O mandatario não hesitou em reafirmar seu apreço pela colaboração do Brasil com o gigante asiático, enfatizando: “Sou muito grato à parceria que o Brasil tem com a China, porque é uma parceria exitosa, respeitosa.” Essa colaboração é exemplificada pela presença da montadora chinesa BYD em Camaçari, na Bahia, onde a empresa planeja aumentar o conteúdo local em 50% na produção de veículos até o final do ano, segundo informações da Reuters.
Contexto Geopolítico e Econômico
Recentemente, o vice-presidente dos Estados Unidos, JD Vance, anunciou a intenção de formar um bloco comercial preferencial para minerais críticos, com medidas que incluem a proposta de preços mínimos coordenados. Essa iniciativa surge em meio ao esforço do governo norte-americano para reduzir a dependência de materiais essenciais da China na manufatura avançada.
Embora o Brasil tenha participado das discussões, uma fonte do governo brasileiro indicou que não haverá decisões rápidas sobre a adesão ao bloco.

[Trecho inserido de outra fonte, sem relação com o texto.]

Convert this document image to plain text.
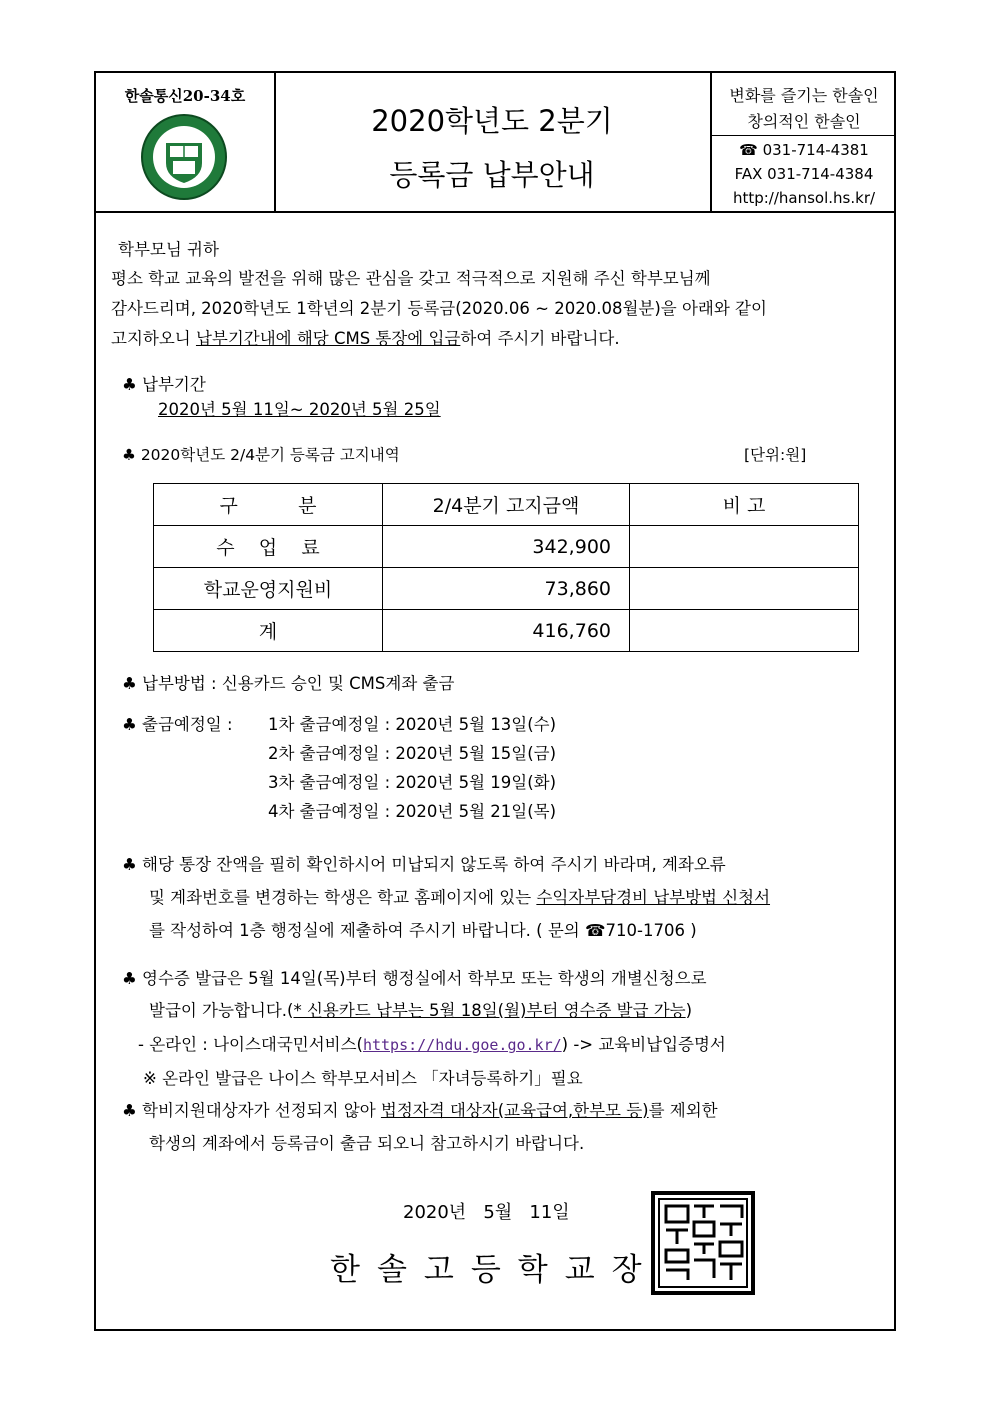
한솔통신20-34호
2020학년도 2분기
등록금 납부안내
변화를 즐기는 한솔인
창의적인 한솔인
☎ 031-714-4381
FAX 031-714-4384
http://hansol.hs.kr/
학부모님 귀하
평소 학교 교육의 발전을 위해 많은 관심을 갖고 적극적으로 지원해 주신 학부모님께
감사드리며, 2020학년도 1학년의 2분기 등록금(2020.06 ~ 2020.08월분)을 아래와 같이
고지하오니 납부기간내에 해당 CMS 통장에 입금하여 주시기 바랍니다.
♣ 납부기간
2020년 5월 11일~ 2020년 5월 25일
♣ 2020학년도 2/4분기 등록금 고지내역	[단위:원]
구          분	2/4분기 고지금액	비 고
수    업    료	342,900	
학교운영지원비	73,860	
계	416,760	
♣ 납부방법 : 신용카드 승인 및 CMS계좌 출금
♣ 출금예정일 : 1차 출금예정일 : 2020년 5월 13일(수)
2차 출금예정일 : 2020년 5월 15일(금)
3차 출금예정일 : 2020년 5월 19일(화)
4차 출금예정일 : 2020년 5월 21일(목)
♣ 해당 통장 잔액을 필히 확인하시어 미납되지 않도록 하여 주시기 바라며, 계좌오류
및 계좌번호를 변경하는 학생은 학교 홈페이지에 있는 수익자부담경비 납부방법 신청서
를 작성하여 1층 행정실에 제출하여 주시기 바랍니다. ( 문의 ☎710-1706 )
♣ 영수증 발급은 5월 14일(목)부터 행정실에서 학부모 또는 학생의 개별신청으로
발급이 가능합니다.(* 신용카드 납부는 5월 18일(월)부터 영수증 발급 가능)
- 온라인 : 나이스대국민서비스(https://hdu.goe.go.kr/) -> 교육비납입증명서
※ 온라인 발급은 나이스 학부모서비스 「자녀등록하기」필요
♣ 학비지원대상자가 선정되지 않아 법정자격 대상자(교육급여,한부모 등)를 제외한
학생의 계좌에서 등록금이 출금 되오니 참고하시기 바랍니다.
2020년   5월   11일
한솔고등학교장
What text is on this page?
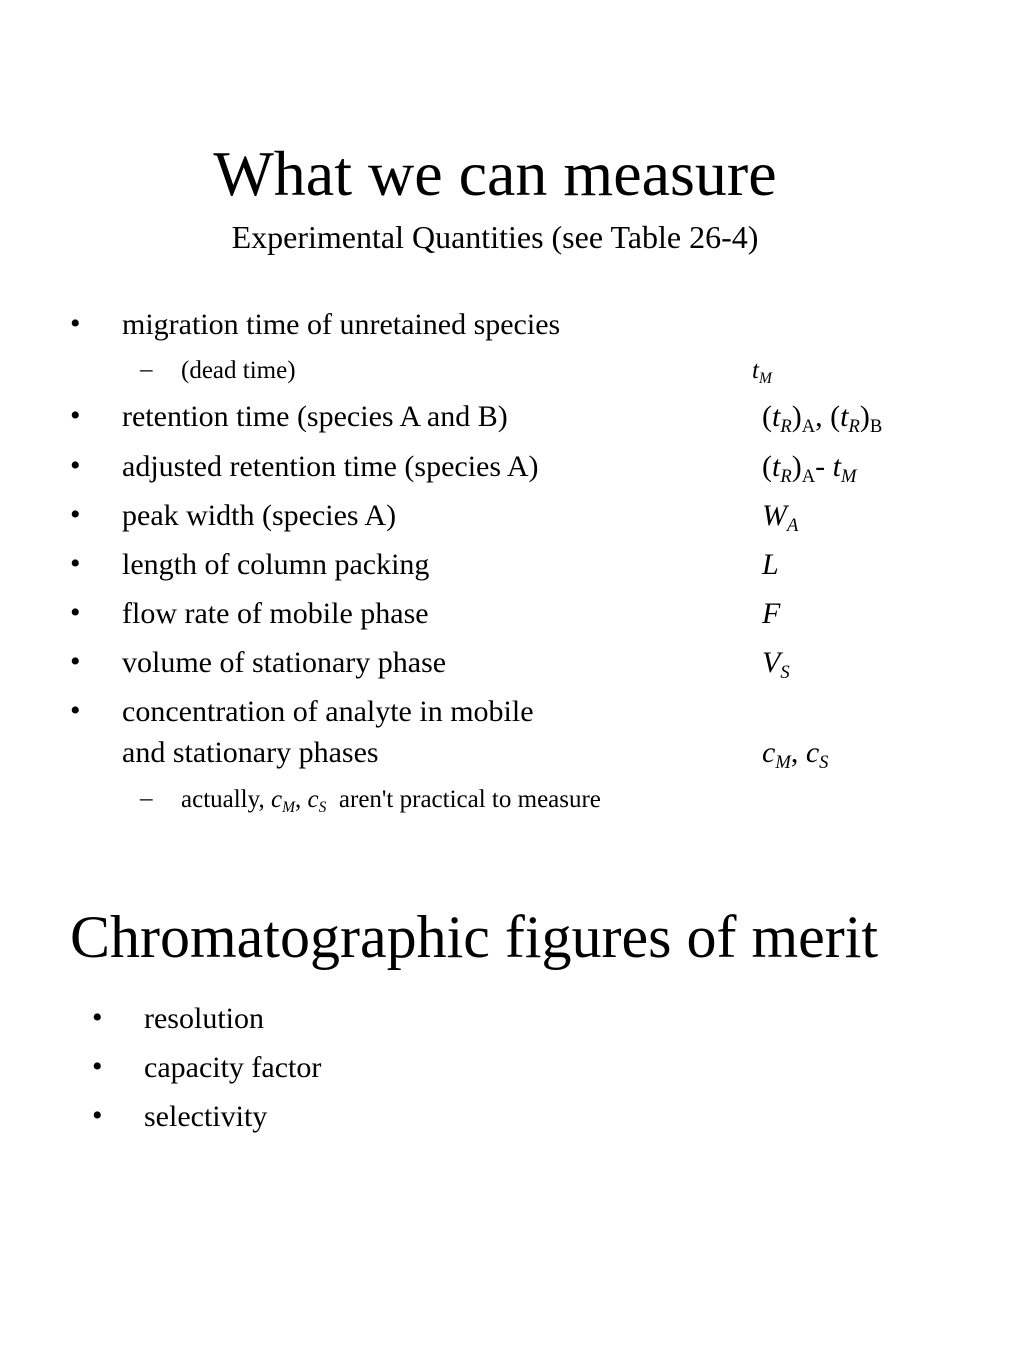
What we can measure
Experimental Quantities (see Table 26-4)
• migration time of unretained species
– (dead time)	$t_M$
• retention time (species A and B)	$(t_R)_A$, $(t_R)_B$
• adjusted retention time (species A)	$(t_R)_A-$ $t_M$
• peak width (species A)	$W_A$
• length of column packing	L
• flow rate of mobile phase	F
• volume of stationary phase	$V_S$
• concentration of analyte in mobile
and stationary phases	$c_M$, $c_S$
– actually, $c_M$, $c_S$ aren't practical to measure
Chromatographic figures of merit
• resolution
• capacity factor
• selectivity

A situação econômica e os interesses estratégicos exigem uma análise cuidadosa para garantir que o Brasil mantenha sua autonomia nas decisões comerciais.
Em um desvio de tema, Lula também abordou a situação política da Venezuela, reiterando que os problemas do país vizinho devem ser resolvidos por seus próprios cidadãos, e não pela intervenção externa dos Estados Unidos ou pelo presidente Donald Trump. Essa postura reflete a posição do Brasil em busca de soluções diplomáticas e respeitosas para os conflitos regionais.